UPDATE 2024–05–27: It suddenly occurs to me that I have been confusing two quite different things: the three-brow distinction as a way of talking specifically about reading books and as a way of talking about culture then as a whole. If you’re talking about reading, then of course there are lowbrow readers, lowbrow books, etc. But if you’re talking broadly about culture, then in an age when the popularity of movies, TV, and social media is at least an order of magnitude — I use that term with care; most people use it to mean “a whole lot” — I repeat, at least an order of magnitude greater than the popularity of reading, then anyone who reads books at all is ipso facto a middlebrow.

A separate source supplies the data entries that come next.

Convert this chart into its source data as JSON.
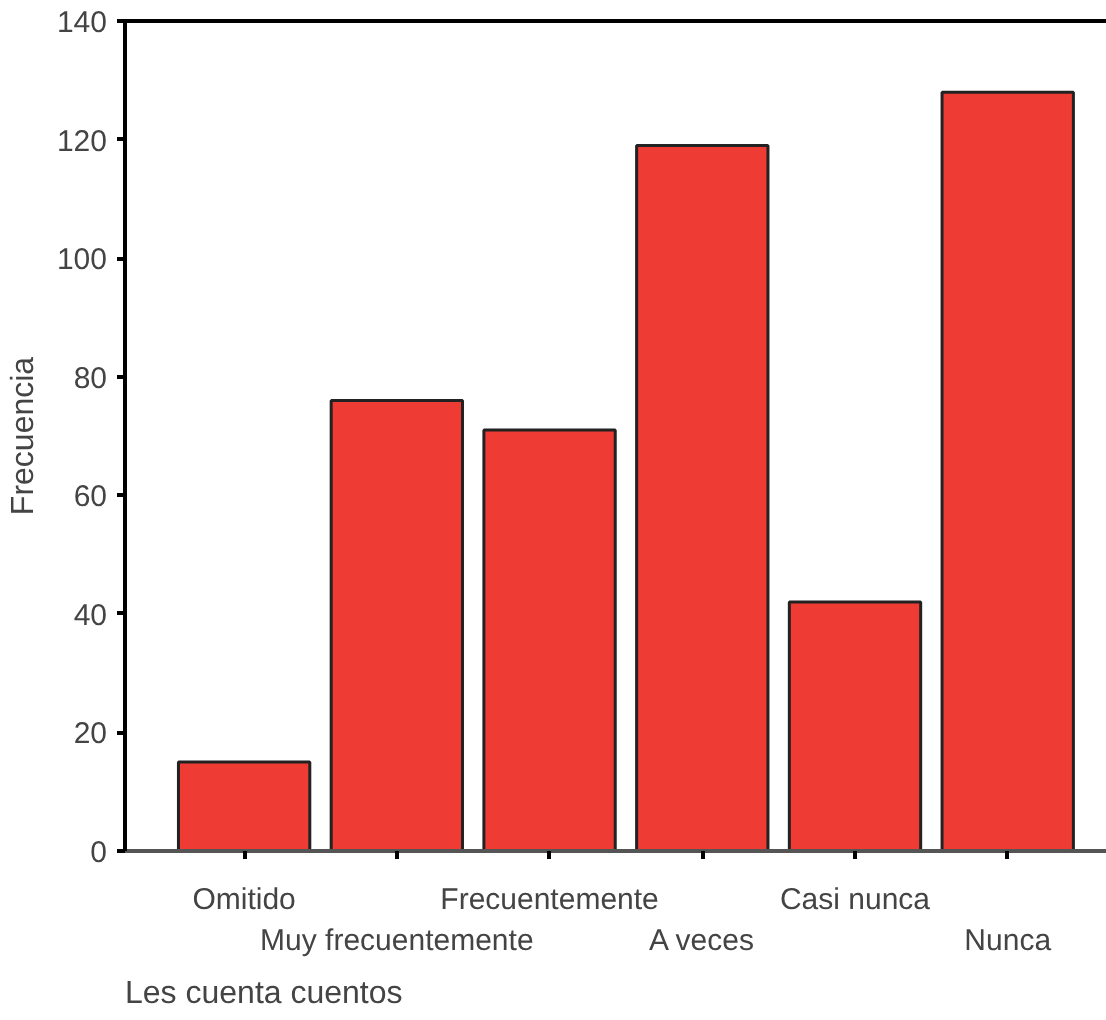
{
  "chart_data": {
    "type": "bar",
    "xlabel": "Les cuenta cuentos",
    "ylabel": "Frecuencia",
    "categories": [
      "Omitido",
      "Muy frecuentemente",
      "Frecuentemente",
      "A veces",
      "Casi nunca",
      "Nunca"
    ],
    "values": [
      15,
      76,
      71,
      119,
      42,
      128
    ],
    "color": "#ee3b33",
    "ylim": [
      0,
      140
    ],
    "yticks": [
      0,
      20,
      40,
      60,
      80,
      100,
      120,
      140
    ],
    "grid": false
  }
}
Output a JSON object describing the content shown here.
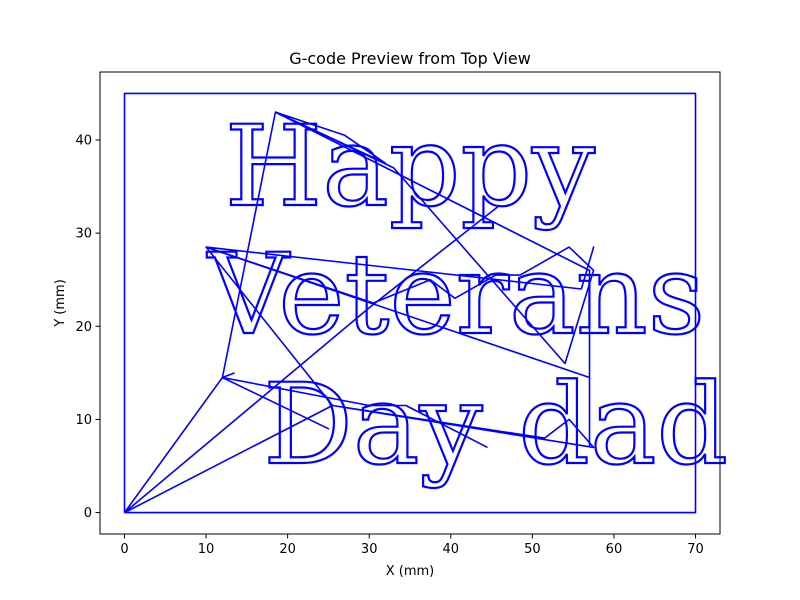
{
  "chart_data": {
    "type": "line",
    "title": "G-code Preview from Top View",
    "xlabel": "X (mm)",
    "ylabel": "Y (mm)",
    "xlim": [
      -3,
      73
    ],
    "ylim": [
      -2.3,
      47.3
    ],
    "xticks": [
      0,
      10,
      20,
      30,
      40,
      50,
      60,
      70
    ],
    "yticks": [
      0,
      10,
      20,
      30,
      40
    ],
    "grid": false,
    "line_color": "#0000ff",
    "text_lines": [
      {
        "text": "Happy",
        "x_center": 35,
        "y_base": 33
      },
      {
        "text": "Veterans",
        "x_center": 40.7,
        "y_base": 19.3
      },
      {
        "text": "Day dad",
        "x_center": 45.5,
        "y_base": 5.3
      }
    ],
    "border": {
      "x": [
        0,
        70,
        70,
        0,
        0
      ],
      "y": [
        0,
        0,
        45,
        45,
        0
      ]
    },
    "travel_moves": [
      {
        "x": [
          0,
          12,
          25,
          12,
          0
        ],
        "y": [
          0,
          14.5,
          9,
          14.5,
          0
        ]
      },
      {
        "x": [
          0,
          30,
          46
        ],
        "y": [
          0,
          22,
          33
        ]
      },
      {
        "x": [
          0,
          25.5,
          51.5,
          54.5,
          57.5,
          25.5,
          10,
          56,
          57.5,
          56,
          10,
          30.5
        ],
        "y": [
          0,
          11.5,
          8,
          10,
          7,
          11.5,
          28.5,
          24,
          28.5,
          24,
          28.5,
          22.5
        ]
      },
      {
        "x": [
          30.5,
          37.5,
          40.5,
          45.5,
          48.5,
          54.5,
          57.5,
          54,
          33,
          18.5,
          12,
          13.5
        ],
        "y": [
          22.5,
          25,
          23,
          25.5,
          25.5,
          28.5,
          26,
          16,
          37,
          43,
          14.5,
          15
        ]
      },
      {
        "x": [
          18.5,
          32,
          27,
          18.5
        ],
        "y": [
          43,
          37.5,
          40.5,
          43
        ]
      },
      {
        "x": [
          18.5,
          57,
          57
        ],
        "y": [
          43,
          26,
          14.5
        ]
      },
      {
        "x": [
          10,
          57,
          57
        ],
        "y": [
          28.5,
          14.5,
          7
        ]
      },
      {
        "x": [
          12,
          30,
          34.5,
          44.5
        ],
        "y": [
          14.5,
          11.5,
          11.5,
          7
        ]
      }
    ]
  }
}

UPDATE 2024-06-05: I have received a salutary word of criticism from my friend Francis Spufford:

It is slightly nerve-wracking saying this, Professor Jacobs, but you are uncharacteristically misreading the Woolf. Yes, she's a vile old snob in literary as much as in social terms. But I don't think you can adduce what she says here about the ‘common reader’ as proof of that. To my ear, she's being ironic throughout. She says, with stagey astonishment, that the common reader fails to measure up to proper critical standards, insisting on reading for such low satisfactions as pleasure, amusement, and a sense of meeting real human beings. She observes, as if baffled, that the survival or otherwise of literature over the long term is determined by the reputation of a work among these amateurs, and not among professors or theoreticians at all. How ghastly! Just for once, I'm sure the irony here means that Woolf is putting herself on the side of what's common. There is a hole on her snobbery, a subject on which she feels like an insurgent rather than a possessor, and it's to do with her lack of a university education. Unlike Sayers at Somerville, Virginia Stephen did all her reading at home, devising her own critical standards based on her own reactions. She is a common reader, by her own lights. Indeed she publishes two books of critical essays called The Common Reader and The Common Reader 2. She's claiming the right to read Cervantes for fun, rather than the right to borrow three romances a week from the Boots Circulating Library, but it's still a claim to centre pleasure. Virginia on the barricades! Virginia 'Che’ Woolf!
I think Francis is almost wholly right here, though I do believe Woolf’s irony is accompanied by snobbery. Anyway, criticism taken gratefully on board, to be deployed later.